Structural problems in the industry
Adele Murdolo, executive director of the Multicultural Center for Women’s Health, said culturally diverse aged care staff also face systemic racism.
Dr. Murdolo said women from culturally diverse backgrounds working in the sector often struggle to advance in their careers, regardless of their qualifications and accumulated experience abroad.
A 2020 RMIT University study found that home care workers who speak English as a second language are four times more likely to complete a degree than their English-speaking colleagues.
The study found that personal care workers born abroad were almost nine times more likely to complete a degree than those born in Australia.
Dr. Murdolo described leadership in the aged care sector as “a very masculine, very white group.”
“Going down the hierarchy, you find that most of the personal care assistants and chaperones are women from immigrant and refugee backgrounds,” she said.
“I think within the sector, we really underestimate the leadership potential of immigrant women.”
More support needed as reliance on migrant workers grows
yesterday, The federal government admitted not to fulfill promises to place registered nurses in aged care facilities Voluntary target from the Royal Commission on Elderly Care by 1 July.
The vacancies in this sector exaggerated by the pandemic have increased Australia’s reliance on culturally diverse aged care workers.
In 2020, the government announced priority visa processing and relaxation of visa requirements to increase the workforce of migrant elderly care workers.
Professor Brijnath and Dr Olasunkanmi-Alimi said Australia needs to find ways to support its diverse elderly care workforce if it is to survive the workforce crisis.
With federal support, the Partners in Culturally Appropriate Care (PICAC) Alliance is conducting research to understand the experiences of culturally diverse aged care workers.
In a statement, the Ministry of Health and Aged Care said the findings of the study were used to promote the cultural safety of workers in the aged care industry, recognizing the diversity of workers in the aged care industry. You said you would support the development of the toolbox.
Professor Brijnath said resources may not be available quickly enough.
“We need to start by talking openly about the concerns that workers face. There are real prejudices that workers encounter on a daily basis,” she said.
She said geriatric care departments should shift their focus to relationship-centered care rather than patient-centered care.
“To care, someone has to receive it and someone has to give it, and it’s an interaction,” she said.

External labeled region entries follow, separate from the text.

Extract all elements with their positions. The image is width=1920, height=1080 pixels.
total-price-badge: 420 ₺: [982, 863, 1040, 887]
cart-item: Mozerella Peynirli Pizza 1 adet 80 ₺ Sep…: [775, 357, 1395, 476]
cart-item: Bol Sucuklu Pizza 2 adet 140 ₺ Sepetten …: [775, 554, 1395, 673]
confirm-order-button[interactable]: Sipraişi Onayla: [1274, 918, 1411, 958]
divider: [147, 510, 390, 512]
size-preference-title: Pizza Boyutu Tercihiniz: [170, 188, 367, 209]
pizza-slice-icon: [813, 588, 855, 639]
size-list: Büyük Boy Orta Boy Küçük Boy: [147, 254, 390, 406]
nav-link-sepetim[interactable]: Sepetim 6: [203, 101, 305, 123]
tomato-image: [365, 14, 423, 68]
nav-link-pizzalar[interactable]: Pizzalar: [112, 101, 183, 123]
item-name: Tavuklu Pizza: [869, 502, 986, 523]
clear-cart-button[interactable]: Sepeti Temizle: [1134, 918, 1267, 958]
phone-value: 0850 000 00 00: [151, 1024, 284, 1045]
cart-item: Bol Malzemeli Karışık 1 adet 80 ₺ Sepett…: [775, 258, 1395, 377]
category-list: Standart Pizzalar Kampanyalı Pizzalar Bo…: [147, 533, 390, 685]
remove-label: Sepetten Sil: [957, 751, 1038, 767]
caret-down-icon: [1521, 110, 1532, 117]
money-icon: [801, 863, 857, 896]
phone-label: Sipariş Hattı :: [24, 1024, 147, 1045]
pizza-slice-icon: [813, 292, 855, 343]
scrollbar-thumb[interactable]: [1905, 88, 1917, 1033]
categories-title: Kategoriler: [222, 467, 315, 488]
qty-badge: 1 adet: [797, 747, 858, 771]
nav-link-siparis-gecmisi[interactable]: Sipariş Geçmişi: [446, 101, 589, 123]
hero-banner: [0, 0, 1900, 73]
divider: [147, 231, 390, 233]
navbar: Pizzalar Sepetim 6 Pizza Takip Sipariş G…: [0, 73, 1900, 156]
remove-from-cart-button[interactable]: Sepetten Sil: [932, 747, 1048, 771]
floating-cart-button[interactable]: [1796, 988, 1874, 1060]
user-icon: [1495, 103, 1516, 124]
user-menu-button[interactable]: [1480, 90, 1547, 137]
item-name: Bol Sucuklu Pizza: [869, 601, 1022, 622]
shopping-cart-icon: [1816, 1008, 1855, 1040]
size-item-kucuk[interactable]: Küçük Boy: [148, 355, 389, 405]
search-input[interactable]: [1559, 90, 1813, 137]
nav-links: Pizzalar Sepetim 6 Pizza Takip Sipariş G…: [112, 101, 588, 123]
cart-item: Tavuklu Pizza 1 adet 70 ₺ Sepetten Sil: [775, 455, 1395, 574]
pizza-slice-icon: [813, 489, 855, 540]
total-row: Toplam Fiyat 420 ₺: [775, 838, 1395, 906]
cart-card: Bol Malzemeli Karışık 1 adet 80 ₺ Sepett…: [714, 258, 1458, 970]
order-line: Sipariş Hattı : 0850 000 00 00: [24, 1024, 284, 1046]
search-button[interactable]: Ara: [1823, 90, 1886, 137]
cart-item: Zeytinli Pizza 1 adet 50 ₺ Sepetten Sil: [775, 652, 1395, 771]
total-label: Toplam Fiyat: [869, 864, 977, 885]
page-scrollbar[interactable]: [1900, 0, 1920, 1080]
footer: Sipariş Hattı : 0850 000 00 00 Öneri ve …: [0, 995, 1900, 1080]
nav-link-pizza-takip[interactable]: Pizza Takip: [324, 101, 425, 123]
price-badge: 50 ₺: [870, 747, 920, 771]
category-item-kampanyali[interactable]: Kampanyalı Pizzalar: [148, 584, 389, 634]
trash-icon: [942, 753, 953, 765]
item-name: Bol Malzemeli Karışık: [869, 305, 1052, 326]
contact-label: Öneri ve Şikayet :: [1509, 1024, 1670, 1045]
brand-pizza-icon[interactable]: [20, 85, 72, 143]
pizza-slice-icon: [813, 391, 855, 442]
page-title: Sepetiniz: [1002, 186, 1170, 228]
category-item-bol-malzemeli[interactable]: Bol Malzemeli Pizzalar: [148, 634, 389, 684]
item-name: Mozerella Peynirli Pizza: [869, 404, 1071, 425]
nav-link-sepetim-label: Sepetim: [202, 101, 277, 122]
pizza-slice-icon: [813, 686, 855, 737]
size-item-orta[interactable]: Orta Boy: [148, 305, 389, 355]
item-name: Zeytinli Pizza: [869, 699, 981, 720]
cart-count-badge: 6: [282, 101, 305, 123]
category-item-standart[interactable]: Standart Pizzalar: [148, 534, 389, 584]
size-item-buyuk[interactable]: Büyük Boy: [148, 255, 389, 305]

Professor Brijnath said workplaces need to support staff, talk to residents and their families, and ask highly racist clients to find care elsewhere.
But we need to find the best approach, she said.
“There is certainly a need for more research in this area and evidence of what works to overcome racism,” said Professor Brigenas.
After working in the field for almost three years, Sigdel said that despite facing racism, the overall experience was positive.
But creating resources for management to better support staff experiencing racism would be a positive step in the right direction.
“I want management to step in and work to improve workers who face racism,” Sigdel said.
“If you experience racism at work, management should always support you in improving your mental health.
“If I don’t feel safe at work, how can I work properly at work?”